Pero los Seahawks no cometieron errores que resultaran en el marcador. Y Denver sí.

Hay que darle mucho crédito de la inefectividad de los Broncos al entrenador en jefe de Seattle, Pete Carroll, a quienes muchos recordarán por la impresionante ofensiva que montó en sus épocas de estratega colegial con la Universidad del Sur de California.

Pero en realidad creó mejores jugadores defensivos para la NFL que ofensivos.
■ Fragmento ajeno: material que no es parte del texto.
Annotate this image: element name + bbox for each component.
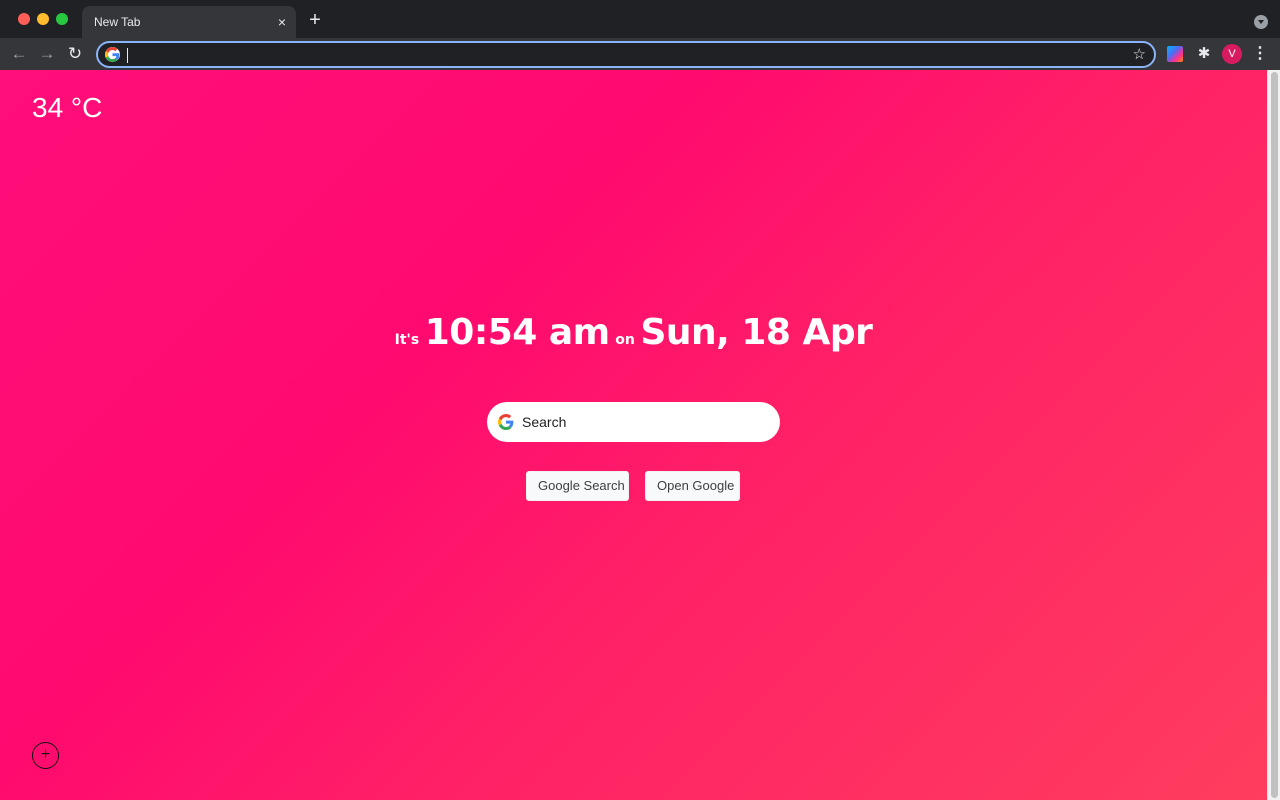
new-tab-page: 34 °C It's 10:54 am on Sun, 18 Apr Googl… (0, 70, 1267, 800)
browser-toolbar: ← → ↻ ☆ ✱ V ⋮ (0, 38, 1280, 70)
search-box[interactable] (487, 402, 780, 442)
reload-icon[interactable]: ↻ (64, 43, 86, 65)
extension-icon[interactable] (1167, 46, 1183, 62)
extensions-puzzle-icon[interactable]: ✱ (1194, 44, 1214, 64)
tab-title: New Tab (94, 15, 141, 29)
scrollbar-thumb[interactable] (1271, 72, 1278, 798)
profile-avatar[interactable]: V (1222, 44, 1242, 64)
google-g-icon (105, 47, 120, 62)
forward-arrow-icon[interactable]: → (36, 43, 58, 65)
close-window-button[interactable] (18, 13, 30, 25)
clock-date: Sun, 18 Apr (640, 312, 873, 353)
maximize-window-button[interactable] (56, 13, 68, 25)
browser-titlebar: New Tab × + (0, 0, 1280, 38)
clock-greeting: It's 10:54 am on Sun, 18 Apr (0, 312, 1267, 353)
search-input[interactable] (522, 402, 767, 442)
menu-dots-icon[interactable]: ⋮ (1252, 44, 1268, 64)
clock-time: 10:54 am (424, 312, 610, 353)
add-icon[interactable]: + (32, 742, 59, 769)
open-google-button[interactable]: Open Google (645, 471, 740, 501)
minimize-window-button[interactable] (37, 13, 49, 25)
google-g-icon (498, 414, 514, 430)
close-icon[interactable]: × (274, 14, 290, 30)
plus-icon[interactable]: + (305, 10, 325, 30)
bookmark-star-icon[interactable]: ☆ (1133, 46, 1146, 64)
weather-temperature: 34 °C (32, 92, 103, 123)
tab-search-icon[interactable] (1254, 15, 1268, 29)
google-search-button[interactable]: Google Search (526, 471, 629, 501)
text-caret (127, 48, 128, 63)
clock-prefix: It's (394, 332, 420, 348)
tab-new-tab[interactable]: New Tab × (82, 6, 296, 38)
back-arrow-icon[interactable]: ← (8, 43, 30, 65)
address-bar[interactable]: ☆ (96, 41, 1156, 68)
clock-joiner: on (615, 332, 635, 348)
page-scrollbar[interactable] (1267, 70, 1280, 800)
Denver nunca pudo ejecutar sus tradicionales trayectorias cruzadas; Seattle permitió 13 recepciones y 118 yardas a Demaryius Thomas y 84 yardas en ocho pases completos a Wes Welker; la mayoría cuando el partido estaba decidido desde la primera mitad.

Por su parte, Knowshon Moreno nunca se apareció en el juego: cinco acarreos para 17 de las 27 yardas por carrera de los Broncos.

Así era imposible pensar en vencer a la defensiva de Seattle, la cual simplemente fue mejor en todos los aspectos que el rival.

"Tienen una gran defensiva", reiteró Fox. "Nada me sorprendió. Sabíamos que eran muy rápidos y estaban bien entrenados. Hicieron un gran trabajo".

Para gozo de muchos de los puristas de este deporte, aún las defensivas ganan campeonatos y las ofensivas venden boletos.

Hoy los Broncos tuvieron que sufrirlo en carne propia.